NorthPoint CEO Stella Whitney-West said translators at the health and wellness center in North Minneapolis are helping patients make sense of the reenrollment letters they’ve received from the state and county.

“When they come here there's a trust,” she said. “There’s a trust because they come here for their health care, there is a trust because they come here to seek services for food, for housing, for employment. And so they develop those relationships.”

People watch a woman speak to the press
Human Services Commissioner Jodi Harpstead speaks to reporters Thursday at NorthPoint Health and Wellness Center in Minneapolis.
Dana Ferguson | MPR News

The Minnesota Legislature also approved additional funding to help recruit more navigators to help Minnesotans understand and follow-up on those letters, emails and phone calls.
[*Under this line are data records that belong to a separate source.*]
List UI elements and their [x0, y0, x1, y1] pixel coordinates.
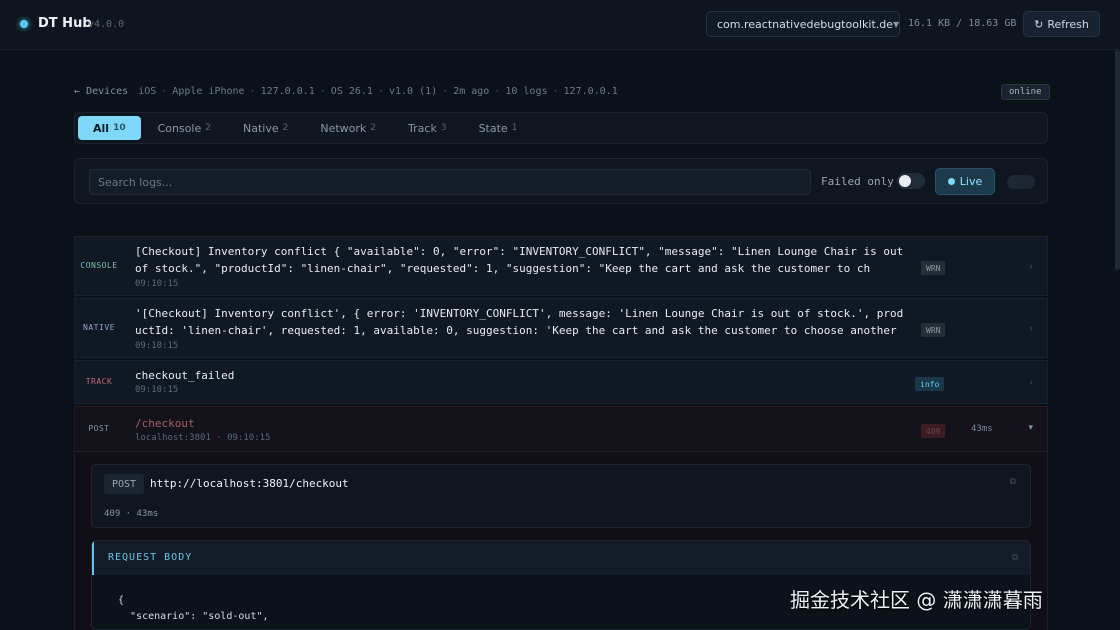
log-type: NATIVE — [83, 323, 115, 332]
chevron-right-icon: › — [1029, 262, 1033, 272]
app-selector-value: com.reactnativedebugtoolkit.de — [717, 17, 893, 31]
crumb-os: iOS — [138, 86, 157, 97]
chevron-down-icon: ▾ — [1028, 423, 1033, 433]
level-badge: WRN — [921, 261, 946, 275]
app-selector[interactable]: com.reactnativedebugtoolkit.de ▼ — [706, 11, 900, 37]
network-duration: 43ms — [971, 424, 993, 434]
log-row[interactable]: CONSOLE [Checkout] Inventory conflict { … — [74, 236, 1048, 296]
log-message: [Checkout] Inventory conflict { "availab… — [135, 245, 904, 275]
request-url: http://localhost:3801/checkout — [150, 477, 349, 490]
tab-all[interactable]: All 10 — [78, 116, 141, 140]
failed-only-label: Failed only — [821, 175, 894, 188]
refresh-icon: ↻ — [1034, 17, 1044, 31]
method-pill: POST — [104, 474, 145, 494]
crumb-host: 127.0.0.1 — [563, 86, 618, 97]
refresh-label: Refresh — [1047, 17, 1089, 31]
scrollbar[interactable] — [1115, 50, 1120, 270]
crumb-app-version: v1.0 (1) — [388, 86, 438, 97]
brand-name: DT Hub — [38, 16, 92, 31]
log-type: TRACK — [85, 377, 113, 386]
tab-network[interactable]: Network 2 — [305, 116, 391, 140]
log-row[interactable]: TRACK checkout_failed 09:10:15 info › — [74, 360, 1048, 404]
chevron-right-icon: › — [1029, 324, 1033, 334]
status-badge: 409 — [921, 424, 946, 438]
request-meta: 409 · 43ms — [104, 509, 159, 519]
log-message: '[Checkout] Inventory conflict', { error… — [135, 307, 904, 337]
refresh-button[interactable]: ↻ Refresh — [1023, 11, 1100, 37]
network-path: /checkout — [135, 417, 195, 430]
tab-console[interactable]: Console 2 — [143, 116, 226, 140]
copy-icon[interactable]: ⧉ — [1010, 477, 1016, 487]
chevron-right-icon: › — [1029, 378, 1033, 388]
log-row[interactable]: NATIVE '[Checkout] Inventory conflict', … — [74, 298, 1048, 358]
live-button[interactable]: Live — [935, 168, 995, 195]
network-row[interactable]: POST /checkout localhost:3801 · 09:10:15… — [74, 406, 1048, 452]
crumb-last-seen: 2m ago — [453, 86, 490, 97]
level-badge: WRN — [921, 323, 946, 337]
crumb-ip: 127.0.0.1 — [260, 86, 315, 97]
top-bar: DT Hub v4.0.0 com.reactnativedebugtoolki… — [0, 0, 1120, 50]
crumb-log-count: 10 logs — [505, 86, 548, 97]
log-type: CONSOLE — [80, 261, 118, 270]
request-body-title: REQUEST BODY — [108, 552, 193, 563]
request-body-code: { "scenario": "sold-out", — [118, 595, 269, 622]
log-time: 09:10:15 — [135, 385, 179, 395]
network-host-time: localhost:3801 · 09:10:15 — [135, 433, 271, 443]
back-link[interactable]: ← Devices — [74, 86, 128, 97]
url-card: POST http://localhost:3801/checkout 409 … — [91, 464, 1031, 528]
failed-only-toggle[interactable] — [897, 173, 925, 189]
log-time: 09:10:15 — [135, 341, 179, 351]
log-time: 09:10:15 — [135, 279, 179, 289]
crumb-os-version: OS 26.1 — [330, 86, 373, 97]
log-message: checkout_failed — [135, 369, 235, 382]
status-dot-icon — [20, 20, 28, 28]
live-label: Live — [959, 175, 983, 188]
tab-native[interactable]: Native 2 — [228, 116, 303, 140]
copy-icon[interactable]: ⧉ — [1012, 553, 1018, 563]
storage-usage: 16.1 KB / 18.63 GB — [908, 18, 1017, 29]
search-input[interactable] — [89, 169, 811, 195]
log-tabs: All 10 Console 2 Native 2 Network 2 Track 3 S… — [74, 112, 1048, 144]
crumb-device: Apple iPhone — [172, 86, 245, 97]
status-badge: online — [1001, 84, 1050, 100]
breadcrumb: ← Devices iOS · Apple iPhone · 127.0.0.1 · … — [74, 86, 618, 97]
log-type: POST — [88, 424, 110, 433]
tab-track[interactable]: Track 3 — [393, 116, 462, 140]
request-body-header[interactable]: REQUEST BODY ⧉ — [92, 541, 1030, 575]
settings-toggle[interactable] — [1007, 175, 1035, 189]
watermark: 掘金技术社区 @ 潇潇潇暮雨 — [790, 588, 1043, 612]
filter-bar: Failed only Live — [74, 158, 1048, 204]
live-dot-icon — [947, 178, 955, 185]
chevron-down-icon: ▼ — [893, 19, 900, 29]
level-badge: info — [915, 377, 945, 391]
tab-state[interactable]: State 1 — [464, 116, 533, 140]
brand-version: v4.0.0 — [88, 19, 125, 30]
And lawmakers passed legislation expanding continuous coverage for young children on Medicaid.

Stearns County Commissioner Tarryl Clark said the deadlines will be tough to make.

“It is a big challenge, people have had this ongoing coverage. And it's made a big difference in many people's lives. And now, everything's changed,” Clark said.

But she said she’s hopeful that from the largest counties to the smallest, officials can get the word out and make sure that the message reaches recipients.

Harpstead said that it’s not yet clear how much enrollment in MinnesotaCare and Medical Assistance will shift with the rule change and with shifts in the state’s labor market. She said more Minnesotans might find employment that covers their health insurance and that people who didn’t know they or their children qualified for Medicaid programs could learn more and enroll.

Correction (June 9, 2023): Tarryl Clark’s name was misspelled in an earlier version of this story.